A administração dos instrumentos decorreu em sala de aula, em contexto grupal, durante cerca de 30 minutos. As turmas eram constituídas entre vinte e vinte e cinco alunos, dispostos em secretárias, de dois a dois. Foi dada uma explicação dos objetivos gerais do estudo, fornecendo as instruções necessárias para o preenchimento dos questionários e evidenciando a participação voluntária, bem como a confidencialidade e o anonimato das respostas.

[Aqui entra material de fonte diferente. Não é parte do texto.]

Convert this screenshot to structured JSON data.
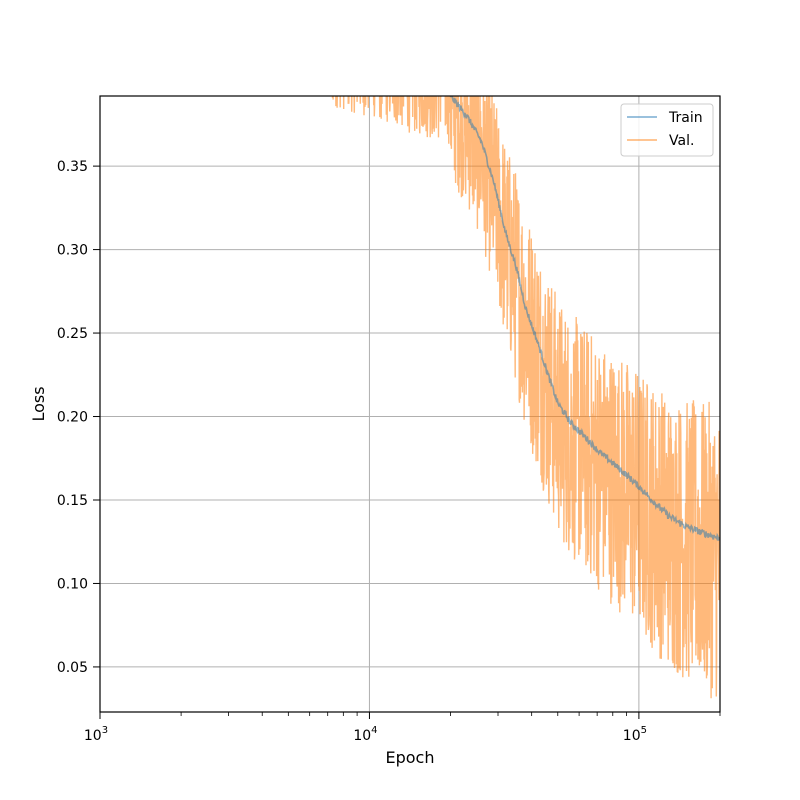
{
  "chart_data": {
    "type": "line",
    "title": "",
    "xlabel": "Epoch",
    "ylabel": "Loss",
    "xscale": "log",
    "xlim": [
      1000,
      200000
    ],
    "ylim": [
      0.023,
      0.392
    ],
    "grid": true,
    "legend_position": "top-right",
    "x_ticks": [
      {
        "value": 1000,
        "base": "10",
        "exp": "3"
      },
      {
        "value": 10000,
        "base": "10",
        "exp": "4"
      },
      {
        "value": 100000,
        "base": "10",
        "exp": "5"
      }
    ],
    "y_ticks": [
      {
        "value": 0.05,
        "label": "0.05"
      },
      {
        "value": 0.1,
        "label": "0.10"
      },
      {
        "value": 0.15,
        "label": "0.15"
      },
      {
        "value": 0.2,
        "label": "0.20"
      },
      {
        "value": 0.25,
        "label": "0.25"
      },
      {
        "value": 0.3,
        "label": "0.30"
      },
      {
        "value": 0.35,
        "label": "0.35"
      }
    ],
    "series": [
      {
        "name": "Train",
        "color": "#1f77b4",
        "points": [
          [
            20000,
            0.392
          ],
          [
            23000,
            0.38
          ],
          [
            26000,
            0.365
          ],
          [
            29000,
            0.34
          ],
          [
            32000,
            0.31
          ],
          [
            35000,
            0.29
          ],
          [
            38000,
            0.265
          ],
          [
            42000,
            0.245
          ],
          [
            46000,
            0.225
          ],
          [
            50000,
            0.208
          ],
          [
            56000,
            0.196
          ],
          [
            63000,
            0.188
          ],
          [
            70000,
            0.18
          ],
          [
            80000,
            0.172
          ],
          [
            90000,
            0.165
          ],
          [
            100000,
            0.158
          ],
          [
            115000,
            0.148
          ],
          [
            130000,
            0.14
          ],
          [
            150000,
            0.134
          ],
          [
            175000,
            0.13
          ],
          [
            200000,
            0.127
          ]
        ]
      },
      {
        "name": "Val.",
        "color": "#ff7f0e",
        "noise_envelope": [
          [
            6500,
            0.022
          ],
          [
            10000,
            0.03
          ],
          [
            15000,
            0.04
          ],
          [
            20000,
            0.045
          ],
          [
            30000,
            0.06
          ],
          [
            40000,
            0.07
          ],
          [
            60000,
            0.075
          ],
          [
            100000,
            0.08
          ],
          [
            200000,
            0.09
          ]
        ]
      }
    ]
  }
}
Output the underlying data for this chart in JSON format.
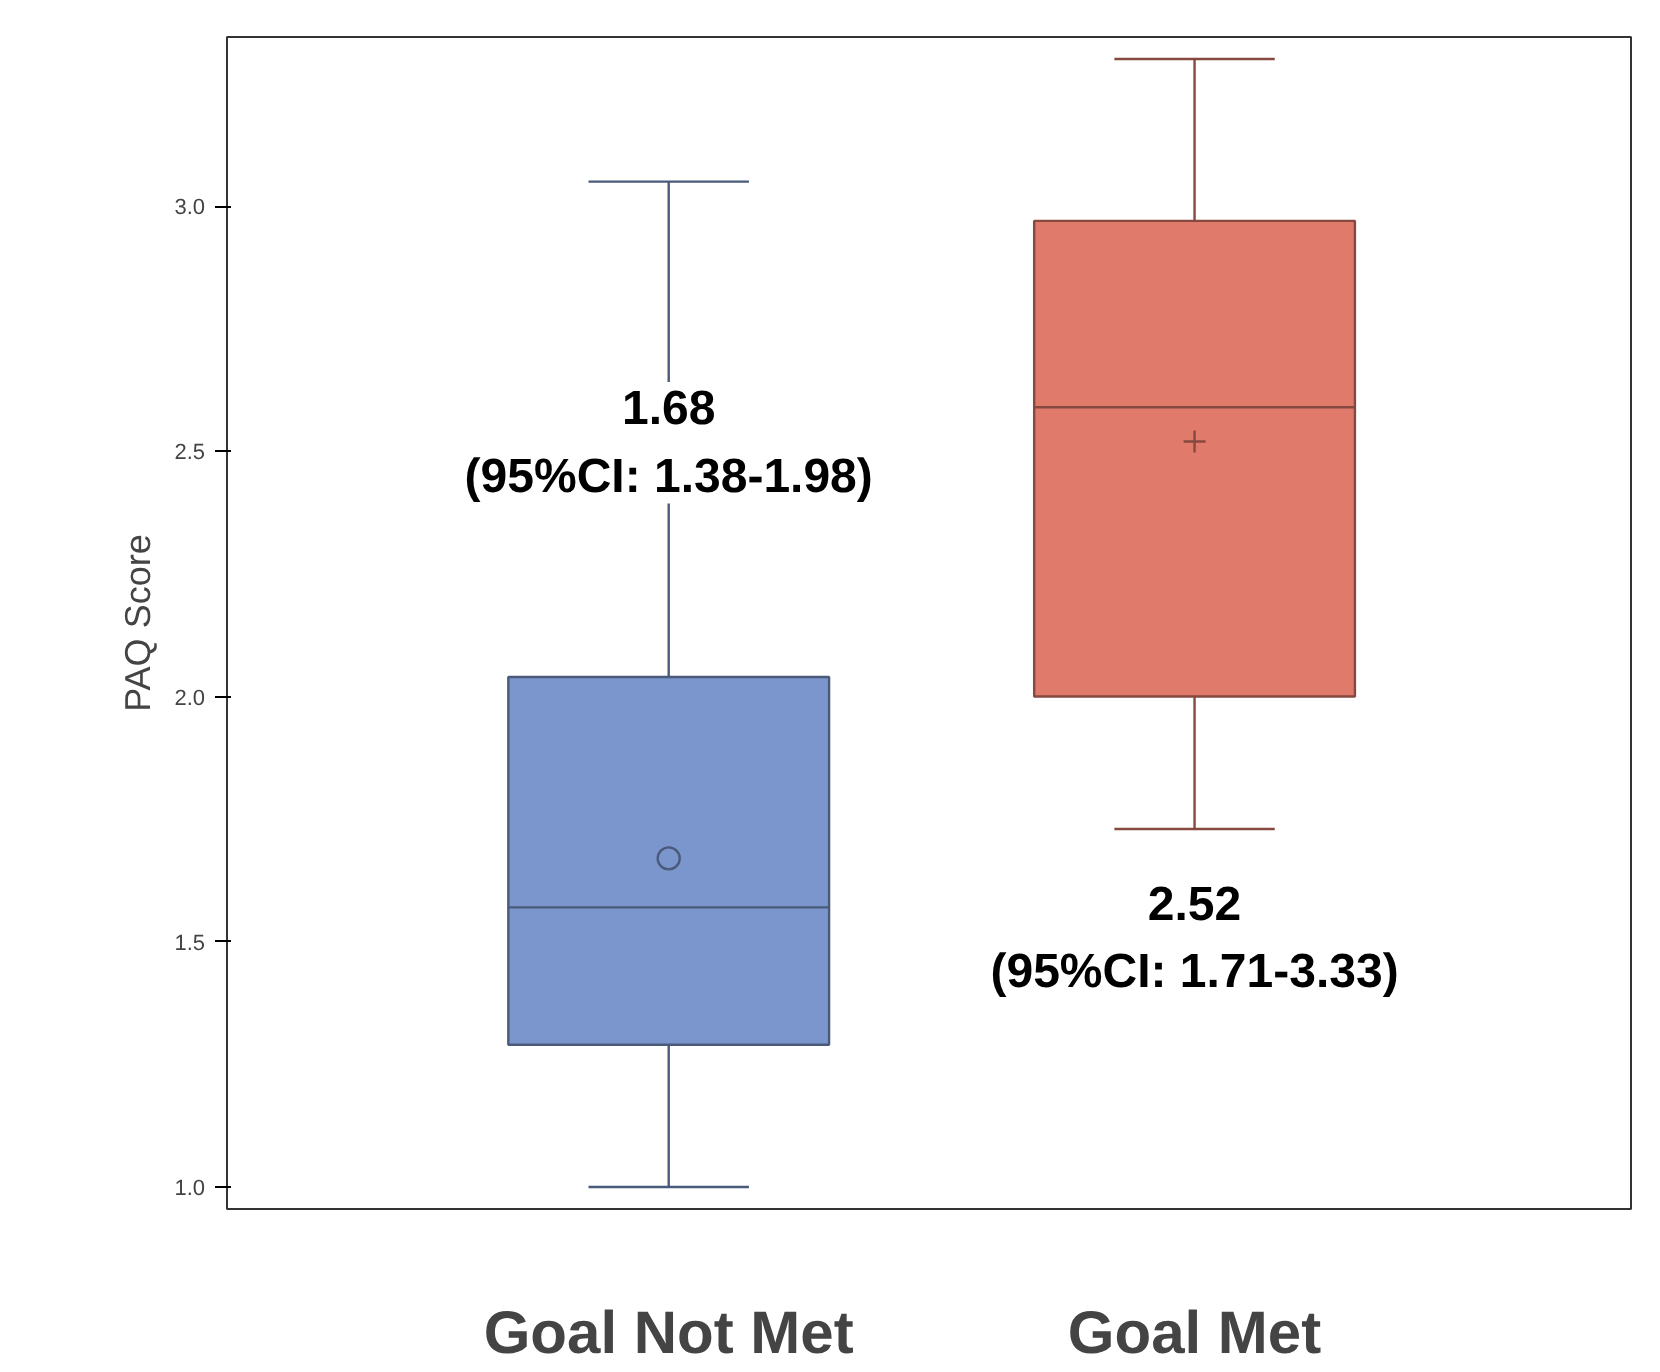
{
  "chart_data": {
    "type": "box",
    "ylabel": "PAQ Score",
    "categories": [
      "Goal Not Met",
      "Goal Met"
    ],
    "series": [
      {
        "color": "#7b96cc",
        "marker": "circle",
        "boxes": [
          {
            "low": 1.0,
            "q1": 1.29,
            "median": 1.57,
            "q3": 2.04,
            "high": 3.05,
            "mean": 1.67
          },
          null
        ]
      },
      {
        "color": "#e07b6c",
        "marker": "cross",
        "boxes": [
          null,
          {
            "low": 1.73,
            "q1": 2.0,
            "median": 2.59,
            "q3": 2.97,
            "high": 3.3,
            "mean": 2.52
          }
        ]
      }
    ],
    "ylim": [
      0.955,
      3.345
    ],
    "yticks": [
      {
        "value": 1,
        "label": "1.0"
      },
      1.5,
      {
        "value": 2,
        "label": "2.0"
      },
      2.5,
      {
        "value": 3,
        "label": "3.0"
      }
    ],
    "annotations": [
      "1.68\n(95%CI: 1.38-1.98)",
      "2.52\n(95%CI: 1.71-3.33)"
    ],
    "grid": false
  }
}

Devido às atividades letivas dos adolescentes, numa das escolas a aplicação dos questionários decorreu em contexto individual, em horário pós‑laboral. Aí, os questionários foram entregues aos diretores de turma, que se responsabilizaram por entregar e explicar os procedimentos, de acordo com as informações fornecidas pela investigadora. Os adolescentes preencheram os questionários em casa e devolveram‑nos aos diretores de turma, que os entregaram, depois, à investigadora.

 

Análises estatísticas

Para o tratamento dos dados foi realizada uma codificação dos instrumentos e construída uma base de dados com recurso ao programa estatístico Statistical Package for the Social Sciences – IBM SPSS, versão 20.0; e para o estudo das propriedades psicométricas dos instrumentos recorreu‑se ao programa Structural Equation Modeling Software – EQS for Windows, versão 6.1.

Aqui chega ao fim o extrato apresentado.